I've been relatively sanguine about the whole affair --- not just because I'm in Munich, so I'm quite far away from all the noise. First of all, what's happening is a purely financial matter --- if all the banks went away tomorrow, companies will still get things done. Corporations still run relatively little debt, and a little bit of history will tell you that what we have here isn't even as bad as the 1987 stock market drop. The probability of another Great Depression is quite slight. I'd be much more worried if there was another world war

A review of the sample asset allocation spreadsheet I put together in late July shows a 7% drop. (This over-states the losses, since it ignores dividends and interest, but you get the point) While that wouldn't make you a happy camper, it is certainly not something to panic about.

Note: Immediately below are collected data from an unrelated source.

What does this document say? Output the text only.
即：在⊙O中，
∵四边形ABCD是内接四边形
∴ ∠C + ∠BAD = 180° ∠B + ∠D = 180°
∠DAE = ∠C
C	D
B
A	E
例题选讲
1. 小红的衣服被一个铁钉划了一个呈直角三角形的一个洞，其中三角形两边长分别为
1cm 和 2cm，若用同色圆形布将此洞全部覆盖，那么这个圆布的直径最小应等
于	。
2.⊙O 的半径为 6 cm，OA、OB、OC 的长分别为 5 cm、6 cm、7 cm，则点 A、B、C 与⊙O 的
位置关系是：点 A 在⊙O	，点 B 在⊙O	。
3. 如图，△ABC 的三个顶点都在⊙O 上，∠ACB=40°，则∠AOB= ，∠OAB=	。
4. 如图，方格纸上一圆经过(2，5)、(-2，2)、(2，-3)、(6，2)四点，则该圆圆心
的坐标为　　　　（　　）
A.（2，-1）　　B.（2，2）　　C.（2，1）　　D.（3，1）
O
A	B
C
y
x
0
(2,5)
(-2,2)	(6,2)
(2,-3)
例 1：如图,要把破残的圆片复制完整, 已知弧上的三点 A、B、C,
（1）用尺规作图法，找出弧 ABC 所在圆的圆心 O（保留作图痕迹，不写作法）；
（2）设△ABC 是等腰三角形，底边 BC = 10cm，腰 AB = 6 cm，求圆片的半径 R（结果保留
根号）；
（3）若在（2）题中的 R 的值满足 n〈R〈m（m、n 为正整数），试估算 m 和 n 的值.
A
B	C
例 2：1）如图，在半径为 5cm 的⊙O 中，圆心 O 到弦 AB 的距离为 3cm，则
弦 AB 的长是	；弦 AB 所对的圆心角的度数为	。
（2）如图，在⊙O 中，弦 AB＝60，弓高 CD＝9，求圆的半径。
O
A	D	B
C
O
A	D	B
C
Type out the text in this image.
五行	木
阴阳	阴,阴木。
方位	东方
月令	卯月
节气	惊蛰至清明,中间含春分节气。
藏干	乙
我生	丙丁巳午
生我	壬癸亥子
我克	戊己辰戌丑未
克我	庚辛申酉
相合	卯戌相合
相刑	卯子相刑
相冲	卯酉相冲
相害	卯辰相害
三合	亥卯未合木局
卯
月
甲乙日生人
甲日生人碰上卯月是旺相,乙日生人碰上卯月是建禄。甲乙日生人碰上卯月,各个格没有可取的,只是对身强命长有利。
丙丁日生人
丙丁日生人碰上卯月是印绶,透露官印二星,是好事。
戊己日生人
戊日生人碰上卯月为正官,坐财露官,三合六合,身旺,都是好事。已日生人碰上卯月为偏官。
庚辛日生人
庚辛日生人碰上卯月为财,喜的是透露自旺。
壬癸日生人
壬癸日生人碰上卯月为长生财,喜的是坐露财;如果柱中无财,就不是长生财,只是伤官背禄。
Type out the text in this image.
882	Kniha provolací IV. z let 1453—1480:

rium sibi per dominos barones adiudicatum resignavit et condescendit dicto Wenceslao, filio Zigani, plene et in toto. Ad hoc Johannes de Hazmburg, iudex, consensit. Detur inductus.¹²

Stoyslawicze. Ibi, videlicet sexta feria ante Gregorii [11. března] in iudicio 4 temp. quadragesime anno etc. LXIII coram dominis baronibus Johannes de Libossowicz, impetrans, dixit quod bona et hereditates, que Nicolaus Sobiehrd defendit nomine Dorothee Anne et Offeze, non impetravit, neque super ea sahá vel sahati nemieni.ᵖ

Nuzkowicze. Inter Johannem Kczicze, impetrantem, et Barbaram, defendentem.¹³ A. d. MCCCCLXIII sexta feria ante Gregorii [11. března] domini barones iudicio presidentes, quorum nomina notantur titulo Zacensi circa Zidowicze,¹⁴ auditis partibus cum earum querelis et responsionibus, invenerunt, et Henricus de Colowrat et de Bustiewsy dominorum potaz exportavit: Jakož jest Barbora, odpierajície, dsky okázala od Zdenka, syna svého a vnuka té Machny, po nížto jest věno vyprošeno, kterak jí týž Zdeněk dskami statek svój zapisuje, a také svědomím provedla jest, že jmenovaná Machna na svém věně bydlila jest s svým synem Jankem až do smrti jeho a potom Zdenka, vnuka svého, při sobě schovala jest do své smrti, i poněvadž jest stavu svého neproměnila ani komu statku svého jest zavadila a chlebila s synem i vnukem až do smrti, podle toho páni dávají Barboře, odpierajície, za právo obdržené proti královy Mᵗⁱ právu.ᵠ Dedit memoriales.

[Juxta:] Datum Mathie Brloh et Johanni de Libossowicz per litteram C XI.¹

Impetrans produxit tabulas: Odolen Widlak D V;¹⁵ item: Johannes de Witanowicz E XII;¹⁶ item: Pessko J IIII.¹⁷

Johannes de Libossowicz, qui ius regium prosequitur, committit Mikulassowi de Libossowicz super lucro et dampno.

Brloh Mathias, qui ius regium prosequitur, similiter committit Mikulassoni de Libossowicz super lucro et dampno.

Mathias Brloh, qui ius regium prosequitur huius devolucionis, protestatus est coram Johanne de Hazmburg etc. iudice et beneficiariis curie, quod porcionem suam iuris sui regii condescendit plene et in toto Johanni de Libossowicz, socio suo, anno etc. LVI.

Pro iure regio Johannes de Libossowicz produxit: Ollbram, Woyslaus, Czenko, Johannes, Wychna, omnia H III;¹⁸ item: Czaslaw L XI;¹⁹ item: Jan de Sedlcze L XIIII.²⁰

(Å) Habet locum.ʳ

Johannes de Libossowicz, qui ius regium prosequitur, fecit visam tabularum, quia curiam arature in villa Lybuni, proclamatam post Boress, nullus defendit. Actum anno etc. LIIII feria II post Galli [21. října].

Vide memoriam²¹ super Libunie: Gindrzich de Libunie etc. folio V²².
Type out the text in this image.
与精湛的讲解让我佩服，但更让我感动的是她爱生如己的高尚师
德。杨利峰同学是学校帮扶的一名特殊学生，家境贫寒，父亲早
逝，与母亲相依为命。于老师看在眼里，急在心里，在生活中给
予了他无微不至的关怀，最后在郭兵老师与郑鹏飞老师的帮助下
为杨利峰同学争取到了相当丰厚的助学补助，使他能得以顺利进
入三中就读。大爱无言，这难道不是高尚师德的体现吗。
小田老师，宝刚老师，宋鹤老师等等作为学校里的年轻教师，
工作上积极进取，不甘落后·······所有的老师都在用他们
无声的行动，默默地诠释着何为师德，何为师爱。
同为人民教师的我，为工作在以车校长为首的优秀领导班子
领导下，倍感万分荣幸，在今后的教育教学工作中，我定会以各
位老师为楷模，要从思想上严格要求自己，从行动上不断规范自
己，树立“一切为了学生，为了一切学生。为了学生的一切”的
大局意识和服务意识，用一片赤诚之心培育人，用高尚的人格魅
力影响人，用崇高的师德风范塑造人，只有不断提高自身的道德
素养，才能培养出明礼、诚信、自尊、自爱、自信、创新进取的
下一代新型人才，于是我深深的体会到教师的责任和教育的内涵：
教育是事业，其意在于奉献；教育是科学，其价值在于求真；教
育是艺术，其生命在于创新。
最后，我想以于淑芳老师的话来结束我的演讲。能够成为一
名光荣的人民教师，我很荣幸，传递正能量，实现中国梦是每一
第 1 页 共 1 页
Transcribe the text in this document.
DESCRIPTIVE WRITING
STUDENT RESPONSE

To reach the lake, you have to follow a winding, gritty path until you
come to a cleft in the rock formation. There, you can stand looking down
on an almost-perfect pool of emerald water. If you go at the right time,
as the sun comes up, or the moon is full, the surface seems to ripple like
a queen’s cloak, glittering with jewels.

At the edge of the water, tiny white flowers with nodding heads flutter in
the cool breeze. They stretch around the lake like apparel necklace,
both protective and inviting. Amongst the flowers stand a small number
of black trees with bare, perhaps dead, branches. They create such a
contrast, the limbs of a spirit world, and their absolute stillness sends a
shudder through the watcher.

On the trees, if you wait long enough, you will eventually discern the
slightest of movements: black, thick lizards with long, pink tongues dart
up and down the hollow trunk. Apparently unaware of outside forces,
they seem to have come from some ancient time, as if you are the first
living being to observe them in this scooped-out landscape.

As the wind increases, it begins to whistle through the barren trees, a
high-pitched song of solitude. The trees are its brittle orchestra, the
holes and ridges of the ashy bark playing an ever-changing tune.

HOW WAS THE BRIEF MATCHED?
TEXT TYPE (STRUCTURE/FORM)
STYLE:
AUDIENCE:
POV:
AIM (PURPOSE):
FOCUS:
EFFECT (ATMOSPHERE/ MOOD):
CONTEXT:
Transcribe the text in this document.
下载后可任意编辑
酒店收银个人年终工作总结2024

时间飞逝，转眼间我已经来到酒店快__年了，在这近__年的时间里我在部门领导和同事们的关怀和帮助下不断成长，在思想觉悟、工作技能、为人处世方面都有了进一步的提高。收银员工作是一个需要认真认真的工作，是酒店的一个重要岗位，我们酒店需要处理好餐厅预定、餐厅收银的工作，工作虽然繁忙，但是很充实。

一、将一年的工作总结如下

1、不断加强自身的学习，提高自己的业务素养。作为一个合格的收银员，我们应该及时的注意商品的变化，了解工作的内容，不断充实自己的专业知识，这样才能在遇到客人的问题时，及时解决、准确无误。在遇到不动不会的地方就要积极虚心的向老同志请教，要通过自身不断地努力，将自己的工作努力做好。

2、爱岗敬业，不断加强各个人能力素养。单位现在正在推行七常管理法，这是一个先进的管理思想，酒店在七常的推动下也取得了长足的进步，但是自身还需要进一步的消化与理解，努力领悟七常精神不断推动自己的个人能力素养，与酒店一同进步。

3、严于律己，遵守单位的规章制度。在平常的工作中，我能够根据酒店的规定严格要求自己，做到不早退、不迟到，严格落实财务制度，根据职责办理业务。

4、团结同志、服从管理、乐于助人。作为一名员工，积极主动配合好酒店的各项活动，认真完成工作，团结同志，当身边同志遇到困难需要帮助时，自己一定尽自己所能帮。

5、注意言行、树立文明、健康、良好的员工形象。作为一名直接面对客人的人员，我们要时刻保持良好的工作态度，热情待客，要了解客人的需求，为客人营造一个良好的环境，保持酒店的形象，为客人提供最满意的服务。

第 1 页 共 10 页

In fact, if you invest for long enough, you will have a year with a 30% drop eventually. You just don't know when. It might be this year, but it might come the day before you retire. That's why financial planning is a multi-decade process, and month-by-month posts and portfolio watching is likely to be counter-productive.

I just observed that one of my watched financial blogs pfblog has stopped updating his monthly portfolio reports since July. This is how survivorship bias works --- at this moment anyone who's been successful will be bragging about his results, while failures like pfblog keep quiet. This is why active investing will never go away --- there's too much in human nature flogging it, while passive investing would be very much like a spam e-mail message telling you about how to Get Rich Slow.